Вечером они гуляли в саду Народного дома, смотрели зверей, катались на американских горах и без конца ели хрустящие, пахучие вафельные трубочки, где сладкий крем был намазан только у входа и выхода, с обоих концов. И весь вечер Степан гулял под руку с двумя девушками, встречавшими его на вокзале. Обе они возбужденно болтали с ним, и смеялись, и беззаботно хрустели вафлями, и только удивительным образом совершенно не замечали друг друга, как будто каждая из них прекрасно чувствовала себя со Степаном наедине.
Потом они целый месяц жили втроем в комнате на Фонтанке с черными конями за окнами. Две койки по стенам почти рядом: Палагая и Тынова, и в трех шагах, у самого окна, кровать Сони. Однажды Степан вернулся
домой особенно поздно. Они давно уже лежали по своим постелям, не спали и разговаривали, дожидаясь его возвращения. Он молча снял фуражку, пожал плечами и, схватившись за голову, плюхнулся на раскладушку так, что она хрустнула.— Братцы... Друзья мои! — попробовал он сделать вид, что готовится торжественно рассказать нечто смешное, но сейчас же заговорил виновато, таинственно и даже как будто испуганно. — Вы сами, друзья мои, все видите. Дина меня встречала. Я рад. Отчего же, верно? У нее, можно сказать, имелись к тому определенные основания. Она все время регулярно мне письма писала. Я тоже нет-нет и вдруг ей напишу.

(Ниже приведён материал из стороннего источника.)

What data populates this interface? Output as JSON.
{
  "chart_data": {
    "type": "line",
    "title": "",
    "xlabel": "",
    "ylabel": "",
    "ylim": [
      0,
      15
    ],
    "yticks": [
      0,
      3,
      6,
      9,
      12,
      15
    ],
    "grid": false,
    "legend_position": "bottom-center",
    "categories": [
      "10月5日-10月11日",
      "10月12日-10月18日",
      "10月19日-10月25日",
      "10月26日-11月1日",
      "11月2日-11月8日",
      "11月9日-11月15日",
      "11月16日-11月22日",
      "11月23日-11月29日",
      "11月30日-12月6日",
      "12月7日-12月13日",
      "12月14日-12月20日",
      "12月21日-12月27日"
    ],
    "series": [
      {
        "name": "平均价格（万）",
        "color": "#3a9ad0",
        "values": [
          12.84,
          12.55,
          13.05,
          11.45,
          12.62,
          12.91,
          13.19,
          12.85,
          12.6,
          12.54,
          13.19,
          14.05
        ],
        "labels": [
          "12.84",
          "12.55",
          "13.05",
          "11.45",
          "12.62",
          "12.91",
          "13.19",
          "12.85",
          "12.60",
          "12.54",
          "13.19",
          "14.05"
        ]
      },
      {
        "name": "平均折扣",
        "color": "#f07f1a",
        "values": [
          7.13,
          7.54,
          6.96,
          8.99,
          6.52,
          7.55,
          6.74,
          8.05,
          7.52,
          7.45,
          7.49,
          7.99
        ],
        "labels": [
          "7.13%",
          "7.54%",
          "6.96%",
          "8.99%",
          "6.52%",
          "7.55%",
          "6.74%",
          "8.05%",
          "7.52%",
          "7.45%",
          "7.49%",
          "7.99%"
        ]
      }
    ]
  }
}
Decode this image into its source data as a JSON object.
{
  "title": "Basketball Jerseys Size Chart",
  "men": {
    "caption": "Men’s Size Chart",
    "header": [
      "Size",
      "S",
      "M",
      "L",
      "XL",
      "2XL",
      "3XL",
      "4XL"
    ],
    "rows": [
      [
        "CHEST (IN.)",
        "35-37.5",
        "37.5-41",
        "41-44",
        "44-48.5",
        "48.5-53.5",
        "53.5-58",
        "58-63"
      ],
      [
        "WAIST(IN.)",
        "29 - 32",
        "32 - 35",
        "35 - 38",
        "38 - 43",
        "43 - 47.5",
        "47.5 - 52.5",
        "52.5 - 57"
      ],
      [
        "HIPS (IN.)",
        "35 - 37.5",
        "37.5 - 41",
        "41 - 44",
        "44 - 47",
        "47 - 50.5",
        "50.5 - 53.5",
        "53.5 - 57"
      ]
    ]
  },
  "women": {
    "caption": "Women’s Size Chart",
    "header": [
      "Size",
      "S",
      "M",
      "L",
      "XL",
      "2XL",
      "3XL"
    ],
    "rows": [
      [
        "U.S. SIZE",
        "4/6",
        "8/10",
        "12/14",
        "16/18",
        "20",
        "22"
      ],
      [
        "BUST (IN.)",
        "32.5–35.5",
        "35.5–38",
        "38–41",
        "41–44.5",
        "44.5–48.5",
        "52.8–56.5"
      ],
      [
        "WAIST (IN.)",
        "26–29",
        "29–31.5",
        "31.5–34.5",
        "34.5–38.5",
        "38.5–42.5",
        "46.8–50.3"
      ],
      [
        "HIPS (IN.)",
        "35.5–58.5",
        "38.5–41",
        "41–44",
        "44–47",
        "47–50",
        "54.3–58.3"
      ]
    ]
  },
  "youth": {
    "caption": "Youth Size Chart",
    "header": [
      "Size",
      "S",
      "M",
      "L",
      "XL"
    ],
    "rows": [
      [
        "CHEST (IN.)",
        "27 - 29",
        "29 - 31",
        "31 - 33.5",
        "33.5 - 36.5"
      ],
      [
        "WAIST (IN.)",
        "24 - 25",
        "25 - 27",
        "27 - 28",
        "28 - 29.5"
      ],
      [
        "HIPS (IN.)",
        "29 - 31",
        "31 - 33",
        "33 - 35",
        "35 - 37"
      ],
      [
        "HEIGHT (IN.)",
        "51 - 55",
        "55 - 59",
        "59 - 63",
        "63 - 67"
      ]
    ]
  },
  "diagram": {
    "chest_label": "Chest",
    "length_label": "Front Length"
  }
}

— Раз в год, — вставила Соня.
— Нет, нельзя сказать, что раз в год. Нет. Чаще! Да ты меня не сбивай... И вдруг, сами видите, — Тамара. Я и мечтать не мог, откуда? И обе рядом стоят. Она наша, старорусская. Я прямо ахнул... Она правда такая красавица или только мне кажется?
— Я ее чуть-чуть помню, — сказала Соня. — Да, когда мы еще в Руссе жили. Или потом? Она и тогда красавица была. Потом говорили, она замуж вышла?
— Вот-вот... Там разные были обстоятельства, теперь это все неважно, она теперь этого мужа бросила совсем, вместе с домом, у них там дом, и вот приехала.
— Так, и обе тебя, урода, любят? И обе замуж хотят?
— Вот то-то и нет! Они не такие. Просто... вот это самое, как ты говоришь, любят — и все.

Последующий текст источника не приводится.